I remember clipping a knifeblade that was hammered down at 90 %, and worked out about halfway! Also remember having opposed small nuts or even micros for the first few "anchors". This experience, and others in the Snoqualmie alps, has taught me to include pitons on my rack in that area. BTW, there's a great crag right there, but a beer would have to be donated to get it out of me...

We traversed right to the NE ridge, somewhere under the rockband which is the first class 5 "crux", because we got our first good belay in there. Sounds like where our protagonist had his unfortunate fall. I knew a really experienced climber who broke his leg when he caught a crampon on his pants, just getting up from a rest, right at that mountain. Took a helivac to get him out.

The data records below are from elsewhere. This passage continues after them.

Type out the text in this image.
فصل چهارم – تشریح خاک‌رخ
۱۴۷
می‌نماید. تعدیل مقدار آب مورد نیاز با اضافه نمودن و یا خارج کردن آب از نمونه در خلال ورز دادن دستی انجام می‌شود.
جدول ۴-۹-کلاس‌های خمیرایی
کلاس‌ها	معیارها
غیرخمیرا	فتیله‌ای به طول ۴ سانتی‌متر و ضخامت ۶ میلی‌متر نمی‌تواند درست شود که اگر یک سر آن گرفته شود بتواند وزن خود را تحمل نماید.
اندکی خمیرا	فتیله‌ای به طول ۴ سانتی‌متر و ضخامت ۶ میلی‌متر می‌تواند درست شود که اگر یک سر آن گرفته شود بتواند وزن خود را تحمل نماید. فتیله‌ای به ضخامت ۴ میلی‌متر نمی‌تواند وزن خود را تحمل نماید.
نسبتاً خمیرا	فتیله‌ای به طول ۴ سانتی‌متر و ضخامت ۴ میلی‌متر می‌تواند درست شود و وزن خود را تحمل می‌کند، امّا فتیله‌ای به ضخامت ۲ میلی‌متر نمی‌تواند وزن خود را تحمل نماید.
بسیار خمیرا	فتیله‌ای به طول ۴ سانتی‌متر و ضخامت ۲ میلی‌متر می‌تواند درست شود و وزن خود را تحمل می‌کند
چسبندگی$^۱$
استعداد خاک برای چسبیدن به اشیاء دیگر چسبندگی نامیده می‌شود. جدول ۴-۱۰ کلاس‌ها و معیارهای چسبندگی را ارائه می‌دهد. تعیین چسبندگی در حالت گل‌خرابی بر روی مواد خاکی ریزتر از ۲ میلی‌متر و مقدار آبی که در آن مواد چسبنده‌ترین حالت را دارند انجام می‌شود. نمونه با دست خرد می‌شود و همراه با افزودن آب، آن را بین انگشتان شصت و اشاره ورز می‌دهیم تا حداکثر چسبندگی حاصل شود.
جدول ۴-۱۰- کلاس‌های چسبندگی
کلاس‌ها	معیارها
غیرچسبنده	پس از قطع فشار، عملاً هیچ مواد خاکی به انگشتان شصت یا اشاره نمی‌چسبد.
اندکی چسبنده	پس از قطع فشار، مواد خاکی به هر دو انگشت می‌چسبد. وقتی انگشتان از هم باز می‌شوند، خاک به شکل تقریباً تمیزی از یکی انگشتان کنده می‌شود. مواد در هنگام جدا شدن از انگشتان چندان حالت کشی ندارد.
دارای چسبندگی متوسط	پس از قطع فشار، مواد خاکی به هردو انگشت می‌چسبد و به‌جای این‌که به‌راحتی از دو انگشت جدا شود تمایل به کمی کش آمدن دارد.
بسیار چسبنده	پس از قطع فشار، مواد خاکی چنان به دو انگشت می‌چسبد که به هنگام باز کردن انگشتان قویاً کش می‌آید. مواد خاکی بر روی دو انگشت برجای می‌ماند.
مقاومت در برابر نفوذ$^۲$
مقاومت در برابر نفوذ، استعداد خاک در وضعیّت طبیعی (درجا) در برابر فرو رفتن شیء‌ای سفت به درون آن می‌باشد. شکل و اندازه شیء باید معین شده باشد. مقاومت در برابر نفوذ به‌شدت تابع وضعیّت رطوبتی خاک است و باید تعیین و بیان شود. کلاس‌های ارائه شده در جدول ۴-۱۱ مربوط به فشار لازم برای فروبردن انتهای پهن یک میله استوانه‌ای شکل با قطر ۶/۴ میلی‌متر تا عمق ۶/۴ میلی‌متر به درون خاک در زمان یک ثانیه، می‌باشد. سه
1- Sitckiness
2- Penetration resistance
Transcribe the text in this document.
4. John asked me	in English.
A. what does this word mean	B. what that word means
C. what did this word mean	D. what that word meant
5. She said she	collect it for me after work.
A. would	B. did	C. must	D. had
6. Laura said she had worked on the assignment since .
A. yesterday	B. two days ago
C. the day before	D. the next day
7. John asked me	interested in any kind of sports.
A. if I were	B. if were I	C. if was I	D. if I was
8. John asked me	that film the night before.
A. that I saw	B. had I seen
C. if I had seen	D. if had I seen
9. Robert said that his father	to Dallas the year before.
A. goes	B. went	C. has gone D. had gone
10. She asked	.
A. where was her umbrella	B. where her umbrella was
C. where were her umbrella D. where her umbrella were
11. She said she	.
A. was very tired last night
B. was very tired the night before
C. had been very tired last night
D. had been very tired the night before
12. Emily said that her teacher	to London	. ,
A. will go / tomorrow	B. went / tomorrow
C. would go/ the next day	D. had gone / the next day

Of further interesting note, we downclimbed, rapelled the NE butress, and the last rap was off of a slightly rusty (new, in my book) piton, backed up by one of my nuts. My partner (BTW, he displayed a wonderful show of diarhea while roped-up, in what we will call a "high dump"-- pretty funny stuff!) went first, and I stupidly pulled the nut and rapped on the piton only. It was only 20 ft to the bench/ shoulder, so I went for it. Word came out, a week later, that some guy had grabbed a fixed pin climbing the NE butt, and fell to his death. Anyone remember that story? I didn't place the pin, but I'll never rap on a single anything again after that one.

I also remember some ya-hoos up there, climbing the NE butt in LL Bean/Rockport loafers, belaying off of a single loose hex. Guess I shouldn't talk, though.

I recommend the E face route, I think its a classic. Take a hammer and some small Bugaboos and even small KBs, but expect those as your only peices for three pitches of 4th Class slab. The 5th class was clean, in my shakey memory, but the heather staircase on the summit pyramid was exposed, slippery and wet!